Body Bag, Remnants from Performance, Oil stick, Glassine, Graphite, Trash Bags, 2021.
By using my body as a printmaking press, there is an engagement with the psyche that reinforces practice as discipline. Process heavy and physically demanding disciplines have always appealed to me as an artist, and it wasn’t until recently that I recognized that my physical body is instrumental in my art practice. I crave movement and process, as this can be seen in other areas of my life. Outside of the studio, I am a high-level competitive beach volleyball athlete, dedicated yogi, and avid hiker and trail runner. Movement is essential to my life, and there is an obvious overlap in my practice. This idea of body-as-press is another layer in my heavily layered practice, and I seek to reveal what my subconscious mind has been pinging me for years. What is my body trying to print? A specific mark has repeatedly found itself in my work over the years, and my body continues to pull this motif through my body/press. There is a theory that trauma and memory are imprinted into the body, and if this is the case, I believe that my subconscious mind is attempting to shed the stories and memories that have been imprinted in my physical being. Bessel van der Kolk, M.D states in the book, The Body Keeps the Score:
"We have also begun to understand how overwhelming experiences affect our innermost sensations and our relationships to our physical reality – the core of who we are. We have learned that trauma is not just an event that took place sometime in the past, it is also the imprint left on that experience on the mind, brain, and body. This imprint has ongoing consequences for how the human organism manages to survive in the present. Trauma results in a fundamental reorganization of the way [the] mind and body reorganize perceptions (21)."
The damage from an abusive relationship that I survived between the ages of 19 and 21 and years of disordered eating–both my own doing, bulimia, and outside of my control, celiac disease–permanently imprinted my body. I believe that my mind and body has attempted to reorganize my perceptions of myself and the world due to this. My innate desire to physically feel materials, choose process-heavy mediums, and repeatedly mark substrates is an attempt to reconnect my mind and body in order to heal.

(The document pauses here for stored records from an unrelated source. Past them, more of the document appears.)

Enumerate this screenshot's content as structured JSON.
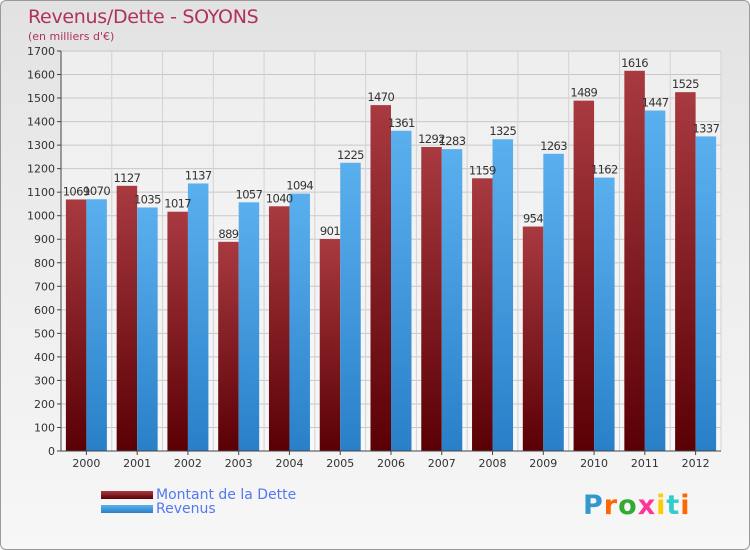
{
  "header": {
    "title": "Revenus/Dette - SOYONS",
    "subtitle": "(en milliers d'€)"
  },
  "legend": {
    "debt_label": "Montant de la Dette",
    "revenue_label": "Revenus"
  },
  "logo": {
    "text": "Proxiti",
    "letters": [
      "P",
      "r",
      "o",
      "x",
      "i",
      "t",
      "i"
    ],
    "colors": [
      "#3399cc",
      "#ff6600",
      "#33aa33",
      "#ff3399",
      "#ffcc00",
      "#33cccc",
      "#ff6600"
    ]
  },
  "colors": {
    "debt_top": "#a83a40",
    "debt_bottom": "#5a0005",
    "revenue_top": "#5ab0ee",
    "revenue_bottom": "#2a80c8",
    "title": "#b03060",
    "legend_text": "#5577ee"
  },
  "chart_data": {
    "type": "bar",
    "title": "Revenus/Dette - SOYONS",
    "subtitle": "(en milliers d'€)",
    "categories": [
      "2000",
      "2001",
      "2002",
      "2003",
      "2004",
      "2005",
      "2006",
      "2007",
      "2008",
      "2009",
      "2010",
      "2011",
      "2012"
    ],
    "series": [
      {
        "name": "Montant de la Dette",
        "values": [
          1069,
          1127,
          1017,
          889,
          1040,
          901,
          1470,
          1292,
          1159,
          954,
          1489,
          1616,
          1525
        ]
      },
      {
        "name": "Revenus",
        "values": [
          1070,
          1035,
          1137,
          1057,
          1094,
          1225,
          1361,
          1283,
          1325,
          1263,
          1162,
          1447,
          1337
        ]
      }
    ],
    "ylim": [
      0,
      1700
    ],
    "yticks": [
      0,
      100,
      200,
      300,
      400,
      500,
      600,
      700,
      800,
      900,
      1000,
      1100,
      1200,
      1300,
      1400,
      1500,
      1600,
      1700
    ],
    "grid": true,
    "legend_position": "bottom-left"
  }
}
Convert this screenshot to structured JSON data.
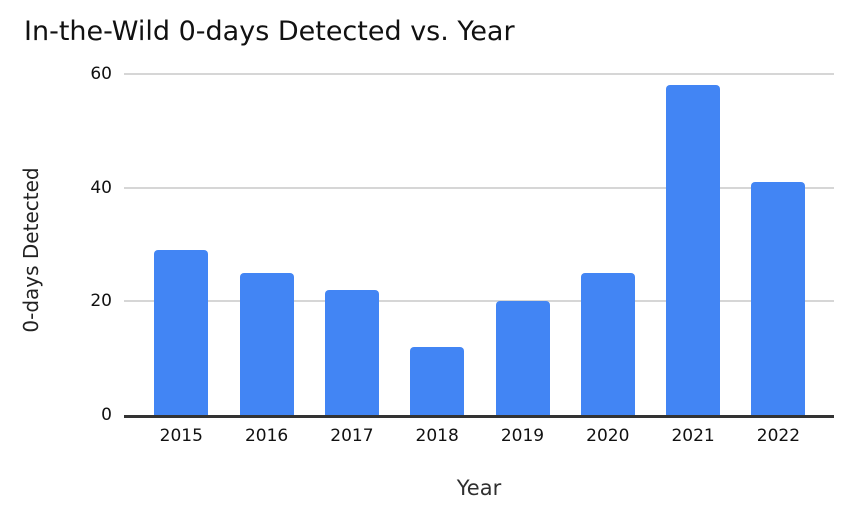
{
  "chart_data": {
    "type": "bar",
    "title": "In-the-Wild 0-days Detected vs. Year",
    "xlabel": "Year",
    "ylabel": "0-days Detected",
    "categories": [
      "2015",
      "2016",
      "2017",
      "2018",
      "2019",
      "2020",
      "2021",
      "2022"
    ],
    "values": [
      29,
      25,
      22,
      12,
      20,
      25,
      58,
      41
    ],
    "ylim": [
      0,
      60
    ],
    "yticks": [
      0,
      20,
      40,
      60
    ],
    "grid": "horizontal-only",
    "legend": "none",
    "colors": {
      "bar": "#4285F4",
      "gridline": "#d6d6d6",
      "axis_line": "#333333",
      "title_text": "#111111",
      "axis_title_text": "#2f2f2f",
      "tick_text": "#111111",
      "background": "#ffffff"
    }
  }
}
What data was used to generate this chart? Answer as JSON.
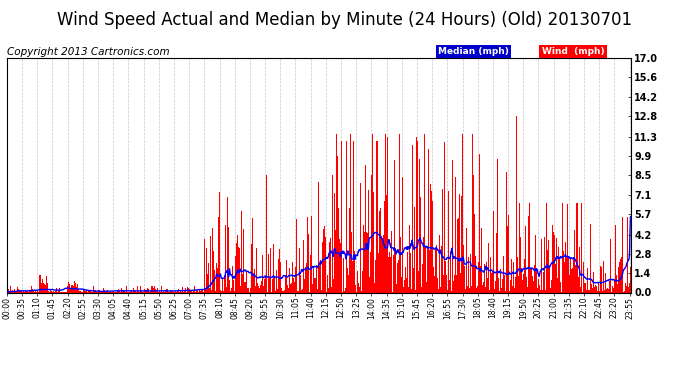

This can be seen in Body Bag from 2021. For this project, I began to think about opening up and challenging the memories that are held within my own body. I have a long history of bulimia and body dysmorphia. How I view and understand my body is inaccurate and skewed. Years ago, my therapist instructed me to get on the floor and trace my body in order to see a concrete representation of what really existed instead of what my mind saw in the mirror. Borrowing from this lesson, I invited a stranger into my studio to trace my body. Afterwards, I used an oil stick and graphite pencil to fill the glassine roll with repetitive marks. Glassine is traditionally used to protect artwork in transportation and storage, but I challenged the material and gave it new meaning by using it as a substrate and filling it with marks. In a previous project from 2020, I completely destroyed a roll of glassine by cutting repetitive gouges in the material. If the glassine is intended to protect an artwork, which essentially is an idea, then the idea is compromised as it is no longer shielded from the elements. A goal in Body Bag was to have agency over my narrative, so by adding marks to the protective material instead of gouges, I am able to add to my narrative. I don’t sacrifice my story from what is around me, I can build on it and reconstruct it. An edition of old memories and new experiences were created as I pulled the marks from my press–my physical body and psyche. The experience was emotional, but also liberating. At the end of my performance, I used a trash bag to clean up my hands from the mess, tied it off, and released it from me.
What does body-as-press actually mean? And what is the significance of the term and function in my practice? The printing press is a very process heavy machine that acts as an agent of power. Throughout history, the press allowed for information to become freely shared through mass reproduction and encouraged freedom of expression and information that would have otherwise been impossible. This is comparable to the engagement with my narrative and psyche in my practice. The stories shared through editions–-the repetitive marks found throughout my work–that I create could not be possible without being processed through the body/press. This body-as-press analogy is the apparatus that allows for my art to form. Memories and trauma are stored in the body, and by using my physical body, I am able to access, print, and share them.
As I filled the roll of glassine with marks, I was able to print my own narrative with my body/press. As my hands dirtied, I used bags to clean them. Afterwards, I tied the bags up and discarded them as I worked through the scroll-like substrate.